Et vraiment lorsque le fond est atteint il reste les  « Stiff Missions » asiles souvent dirigées par des associations religieuses, charité hypocrite ! Un moment jubilatoire mais pathétique, c’est l’espèce de chantage que font les religieux vis-à-vis de ces hommes dans la détresse ! Prier et vous aurez un lit avec des draps propres !
L’alcool ou du moins des ersatz  encore pire ! Le « Derail » vestige de la prohibition toujours en vogue chez les plus misérables, ivresse garantie mais pour le reste ! Ou alors le « Bay Rum » produit capillaire utilisé comme  substitut d'alcool ou de whiskey.
De nombreuses aventures surviendront pour l’auteur, se faire draguer par Madame Carter, vieil homo (enfin 28 ans ce n’est pas la vieillesse) très riche qui lui offre l’hospitalité, un braquage qui foire lamentablement, fini les rêves de richesses…
La mort, par contre est présente à tous les coins de rues, crimes, maladies ou suicides !
Les personnages sont de misérables ombres qui ne font que passer dans la vie de l’auteur.
Une petite chose m’a un peu gêné, c’est la sécheresse de l’écriture sans aucun doute voulue par l’auteur. Ce livre est un document brut qui se lit bien, mais qui pour moi manque de chaleur, et de lyrisme, mais cela n’engage que moi. Je comprends très bien que des lecteurs soient enthousiasmés par ce livre.

Extraits :
- Il fut un temps où j'aurais tapé sur la trogne d'un type qui aurait fait un bruit pareil à côté de moi. Mais c'était avant que je sois tombé dans la mouise. Je portais des guêtres alors.
- Le radotage de cette bonne femmenous fait mal au cœur mais il fait chaud ici. Il fait froid dehors.
- Un type se fait sauter la cervelle, il n'a plus d'embêtement. Ça arrange tout.
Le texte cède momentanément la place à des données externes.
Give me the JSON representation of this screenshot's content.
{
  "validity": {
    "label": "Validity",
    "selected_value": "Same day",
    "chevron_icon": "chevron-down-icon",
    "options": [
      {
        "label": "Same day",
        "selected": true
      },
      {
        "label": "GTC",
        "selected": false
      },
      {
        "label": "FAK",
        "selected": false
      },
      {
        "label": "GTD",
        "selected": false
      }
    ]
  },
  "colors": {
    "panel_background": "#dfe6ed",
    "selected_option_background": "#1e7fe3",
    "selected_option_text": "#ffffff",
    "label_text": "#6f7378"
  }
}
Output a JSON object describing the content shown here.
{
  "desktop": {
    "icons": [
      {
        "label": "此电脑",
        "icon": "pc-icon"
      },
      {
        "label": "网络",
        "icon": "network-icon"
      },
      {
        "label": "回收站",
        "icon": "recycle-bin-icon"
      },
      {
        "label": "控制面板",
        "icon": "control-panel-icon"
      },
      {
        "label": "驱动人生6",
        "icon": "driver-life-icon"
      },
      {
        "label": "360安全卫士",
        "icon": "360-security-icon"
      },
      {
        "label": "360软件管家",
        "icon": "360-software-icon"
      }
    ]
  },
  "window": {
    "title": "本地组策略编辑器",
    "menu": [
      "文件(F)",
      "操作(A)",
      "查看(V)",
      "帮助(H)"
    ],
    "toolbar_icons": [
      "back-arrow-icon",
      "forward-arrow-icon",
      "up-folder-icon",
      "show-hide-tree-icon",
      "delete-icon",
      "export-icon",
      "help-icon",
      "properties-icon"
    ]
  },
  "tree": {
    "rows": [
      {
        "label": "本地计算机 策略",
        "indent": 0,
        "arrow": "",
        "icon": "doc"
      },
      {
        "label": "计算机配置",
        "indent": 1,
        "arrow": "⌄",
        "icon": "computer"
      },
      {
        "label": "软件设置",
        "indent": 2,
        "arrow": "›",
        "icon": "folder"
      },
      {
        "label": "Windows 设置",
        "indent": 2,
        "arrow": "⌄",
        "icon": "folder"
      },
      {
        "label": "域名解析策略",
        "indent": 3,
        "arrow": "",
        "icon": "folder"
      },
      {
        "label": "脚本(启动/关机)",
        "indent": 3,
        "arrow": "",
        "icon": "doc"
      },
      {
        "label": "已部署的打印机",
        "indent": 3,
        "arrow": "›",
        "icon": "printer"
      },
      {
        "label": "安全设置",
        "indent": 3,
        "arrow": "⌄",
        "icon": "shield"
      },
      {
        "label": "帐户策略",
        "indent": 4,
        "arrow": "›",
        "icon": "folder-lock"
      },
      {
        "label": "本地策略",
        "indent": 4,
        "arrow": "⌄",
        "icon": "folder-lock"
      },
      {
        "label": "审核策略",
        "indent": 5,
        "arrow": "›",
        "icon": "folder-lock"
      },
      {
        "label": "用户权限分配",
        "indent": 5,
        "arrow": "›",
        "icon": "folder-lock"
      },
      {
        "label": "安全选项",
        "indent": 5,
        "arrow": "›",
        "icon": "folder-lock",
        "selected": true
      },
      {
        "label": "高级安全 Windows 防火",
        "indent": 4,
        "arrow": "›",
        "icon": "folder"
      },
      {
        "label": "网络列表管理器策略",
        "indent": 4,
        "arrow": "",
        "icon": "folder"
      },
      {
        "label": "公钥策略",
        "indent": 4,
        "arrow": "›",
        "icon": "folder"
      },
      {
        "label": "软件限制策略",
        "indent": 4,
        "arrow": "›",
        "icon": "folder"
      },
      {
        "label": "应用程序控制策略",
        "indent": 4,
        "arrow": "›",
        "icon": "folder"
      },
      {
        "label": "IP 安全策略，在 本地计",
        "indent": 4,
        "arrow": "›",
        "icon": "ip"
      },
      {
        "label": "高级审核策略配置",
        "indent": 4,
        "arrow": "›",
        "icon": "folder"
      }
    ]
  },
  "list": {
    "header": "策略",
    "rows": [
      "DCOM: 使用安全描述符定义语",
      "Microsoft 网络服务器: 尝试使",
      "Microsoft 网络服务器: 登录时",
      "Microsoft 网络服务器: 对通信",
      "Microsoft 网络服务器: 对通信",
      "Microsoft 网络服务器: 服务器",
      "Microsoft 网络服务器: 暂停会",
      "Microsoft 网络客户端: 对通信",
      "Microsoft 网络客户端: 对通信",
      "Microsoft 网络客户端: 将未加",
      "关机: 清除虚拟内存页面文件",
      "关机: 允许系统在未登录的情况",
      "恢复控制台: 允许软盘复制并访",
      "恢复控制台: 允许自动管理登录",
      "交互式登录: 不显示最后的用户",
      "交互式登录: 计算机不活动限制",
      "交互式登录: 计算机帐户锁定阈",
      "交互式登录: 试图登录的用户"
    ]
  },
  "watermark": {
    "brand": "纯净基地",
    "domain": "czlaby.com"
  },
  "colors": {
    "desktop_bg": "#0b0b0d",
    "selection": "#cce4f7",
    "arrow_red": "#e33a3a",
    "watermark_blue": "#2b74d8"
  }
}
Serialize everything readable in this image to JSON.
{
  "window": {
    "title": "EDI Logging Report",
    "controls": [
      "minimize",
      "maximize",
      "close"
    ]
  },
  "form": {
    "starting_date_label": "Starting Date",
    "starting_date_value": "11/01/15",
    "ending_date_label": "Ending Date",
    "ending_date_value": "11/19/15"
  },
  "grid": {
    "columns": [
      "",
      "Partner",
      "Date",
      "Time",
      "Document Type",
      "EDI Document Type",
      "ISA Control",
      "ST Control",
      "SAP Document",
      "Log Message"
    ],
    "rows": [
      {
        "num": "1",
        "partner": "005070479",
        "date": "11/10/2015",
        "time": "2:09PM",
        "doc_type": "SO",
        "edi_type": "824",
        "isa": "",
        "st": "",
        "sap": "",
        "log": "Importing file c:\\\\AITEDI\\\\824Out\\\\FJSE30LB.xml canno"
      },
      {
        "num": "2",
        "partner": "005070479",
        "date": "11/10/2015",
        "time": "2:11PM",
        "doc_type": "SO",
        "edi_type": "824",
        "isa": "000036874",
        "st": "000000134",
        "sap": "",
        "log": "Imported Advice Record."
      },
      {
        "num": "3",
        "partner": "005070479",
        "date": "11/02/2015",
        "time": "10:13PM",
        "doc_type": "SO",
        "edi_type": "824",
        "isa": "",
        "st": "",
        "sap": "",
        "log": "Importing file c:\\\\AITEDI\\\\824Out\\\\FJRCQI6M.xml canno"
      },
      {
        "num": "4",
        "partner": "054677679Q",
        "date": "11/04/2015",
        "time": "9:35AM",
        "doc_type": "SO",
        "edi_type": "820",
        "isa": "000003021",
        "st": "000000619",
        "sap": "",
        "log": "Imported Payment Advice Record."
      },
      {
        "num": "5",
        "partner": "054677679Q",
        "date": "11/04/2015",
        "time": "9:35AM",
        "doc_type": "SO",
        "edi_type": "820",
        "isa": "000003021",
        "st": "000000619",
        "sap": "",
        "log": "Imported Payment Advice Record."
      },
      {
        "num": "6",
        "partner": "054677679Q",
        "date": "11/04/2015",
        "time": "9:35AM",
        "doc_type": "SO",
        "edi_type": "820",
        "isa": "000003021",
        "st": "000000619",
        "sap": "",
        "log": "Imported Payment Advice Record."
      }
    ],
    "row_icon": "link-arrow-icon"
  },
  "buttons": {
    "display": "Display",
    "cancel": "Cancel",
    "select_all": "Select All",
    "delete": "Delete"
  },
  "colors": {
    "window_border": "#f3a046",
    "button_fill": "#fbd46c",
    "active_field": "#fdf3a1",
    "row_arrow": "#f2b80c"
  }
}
- Et puis merde après tout. Ce type est ma carte de viande. Je le suivrai jusqu'à sa chambre.
Éditions : Christian Bourgeois (2000)
Titre original: Waiting for Nothing (1934)
Traduit de l’anglais par Raoul de Roussy de Sales.
*Je vais ici reproduire ici la note du traducteur, chose qui me semble absolument obligatoire :
Stiff : Terme d'argot employé par l'auteur pour décrire ceux qui sont dans sa condition. Bien que le mot implique la misère et la déchéance sociale, ce n'est pas un terme de mépris. Un stiff est un vagabond, un chômeur, un mendiant par nécessité.